Similarly, the starting premise of laboratory usability testing is that “what people say they do with products is not always what they actually do.” In other words, we cannot trust the public to tell us what they need.

Userbility testing, an American import, is designed to “target” users’ needs and preferences by observing their behaviour. However, a big part of the motivation for this kind of research is “Building credibility for usability activities within an organization.” The government often use research like this to formulate justification narratives for controversial, coercive and punitive policies.

Democracy is meant to involve the election of a government that reflects on social problems objectively, recognises and serves public needs, and designs policy in response to what citizens actually need; it’s not about governments that coerce people to “change their behaviour” in accordance to a partisan, ideological agenda. We call the kind of government that does that “totalitarian.”

I am not the only person who is very concerned about this development.  
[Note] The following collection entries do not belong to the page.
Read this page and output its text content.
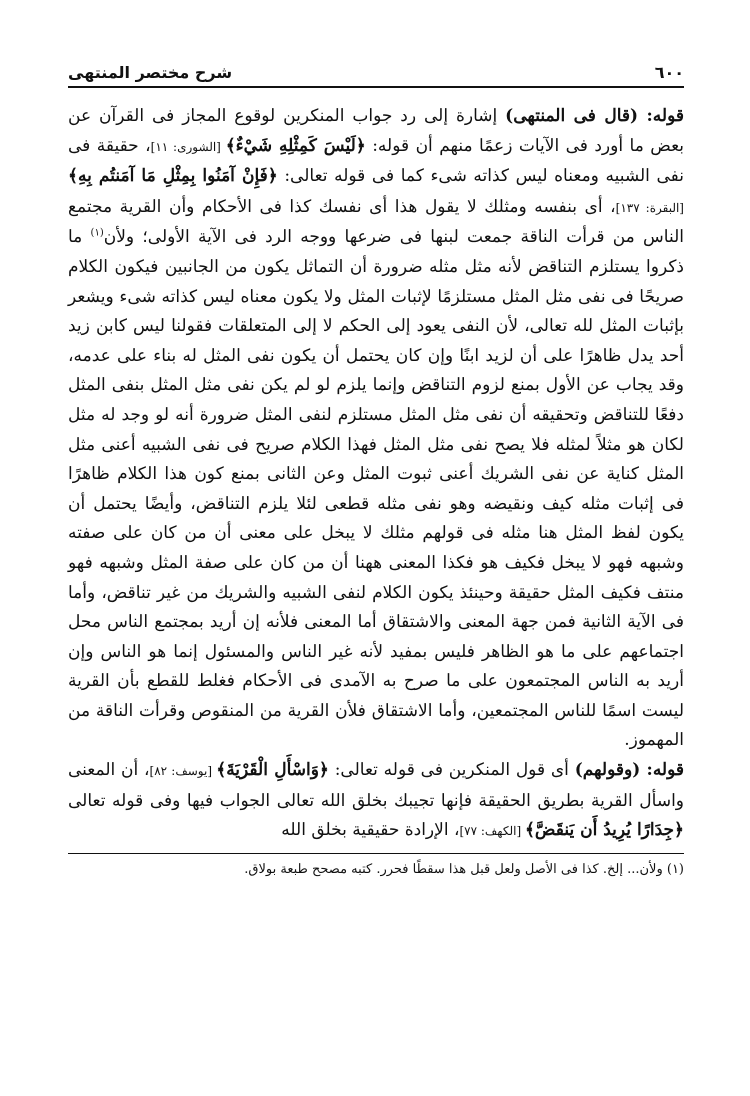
٦٠٠
شرح مختصر المنتهى

قوله: (قال فى المنتهى) إشارة إلى رد جواب المنكرين لوقوع المجاز فى القرآن عن بعض ما أورد فى الآيات زعمًا منهم أن قوله: ﴿لَيْسَ كَمِثْلِهِ شَيْءٌ﴾ [الشورى: ١١]، حقيقة فى نفى الشبيه ومعناه ليس كذاته شىء كما فى قوله تعالى: ﴿فَإِنْ آمَنُوا بِمِثْلِ مَا آمَنتُم بِهِ﴾ [البقرة: ١٣٧]، أى بنفسه ومثلك لا يقول هذا أى نفسك كذا فى الأحكام وأن القرية مجتمع الناس من قرأت الناقة جمعت لبنها فى ضرعها ووجه الرد فى الآية الأولى؛ ولأن$^{(١)}$ ما ذكروا يستلزم التناقض لأنه مثل مثله ضرورة أن التماثل يكون من الجانبين فيكون الكلام صريحًا فى نفى مثل المثل مستلزمًا لإثبات المثل ولا يكون معناه ليس كذاته شىء ويشعر بإثبات المثل لله تعالى، لأن النفى يعود إلى الحكم لا إلى المتعلقات فقولنا ليس كابن زيد أحد يدل ظاهرًا على أن لزيد ابنًا وإن كان يحتمل أن يكون نفى المثل له بناء على عدمه، وقد يجاب عن الأول بمنع لزوم التناقض وإنما يلزم لو لم يكن نفى مثل المثل بنفى المثل دفعًا للتناقض وتحقيقه أن نفى مثل المثل مستلزم لنفى المثل ضرورة أنه لو وجد له مثل لكان هو مثلاً لمثله فلا يصح نفى مثل المثل فهذا الكلام صريح فى نفى الشبيه أعنى مثل المثل كناية عن نفى الشريك أعنى ثبوت المثل وعن الثانى بمنع كون هذا الكلام ظاهرًا فى إثبات مثله كيف ونقيضه وهو نفى مثله قطعى لئلا يلزم التناقض، وأيضًا يحتمل أن يكون لفظ المثل هنا مثله فى قولهم مثلك لا يبخل على معنى أن من كان على صفته وشبهه فهو لا يبخل فكيف هو فكذا المعنى ههنا أن من كان على صفة المثل وشبهه فهو منتف فكيف المثل حقيقة وحينئذ يكون الكلام لنفى الشبيه والشريك من غير تناقض، وأما فى الآية الثانية فمن جهة المعنى والاشتقاق أما المعنى فلأنه إن أريد بمجتمع الناس محل اجتماعهم على ما هو الظاهر فليس بمفيد لأنه غير الناس والمسئول إنما هو الناس وإن أريد به الناس المجتمعون على ما صرح به الآمدى فى الأحكام فغلط للقطع بأن القرية ليست اسمًا للناس المجتمعين، وأما الاشتقاق فلأن القرية من المنقوص وقرأت الناقة من المهموز.

قوله: (وقولهم) أى قول المنكرين فى قوله تعالى: ﴿وَاسْأَلِ الْقَرْيَةَ﴾ [يوسف: ٨٢]، أن المعنى واسأل القرية بطريق الحقيقة فإنها تجيبك بخلق الله تعالى الجواب فيها وفى قوله تعالى ﴿جِدَارًا يُرِيدُ أَن يَنقَضَّ﴾ [الكهف: ٧٧]، الإرادة حقيقية بخلق الله

(١) ولأن... إلخ. كذا فى الأصل ولعل قبل هذا سقطًا فحرر. كتبه مصحح طبعة بولاق.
A spokesperson for Fightback 4 Justice said:

“This is the company that has won the tender experimenting with Carers claimants using body language techniques and 2 way mirrors. If anyone gets called into one of these meetings please get in touch as I’d be happy to attend. I am very very concerned about a potential breach of a person’s human rights here particularly where mental health is one of the claimants conditions. Nothing about this “study” seems ethical in my legal opinion. A room with a 2 way mirror and capacity for 12 people studying body language and facial expressions is wrong in so many ways, DWP are giving the wrong impression that claimants are potential criminals with this latest research in my view.” Michelle (legal advocate).

The Talking Shop’s research studios

Related

The politics of blame and in-work conditionality

Nudging conformity and benefit sanctions

G4S are employing Cognitive Behavioural Therapists to deliver “get to work therapy”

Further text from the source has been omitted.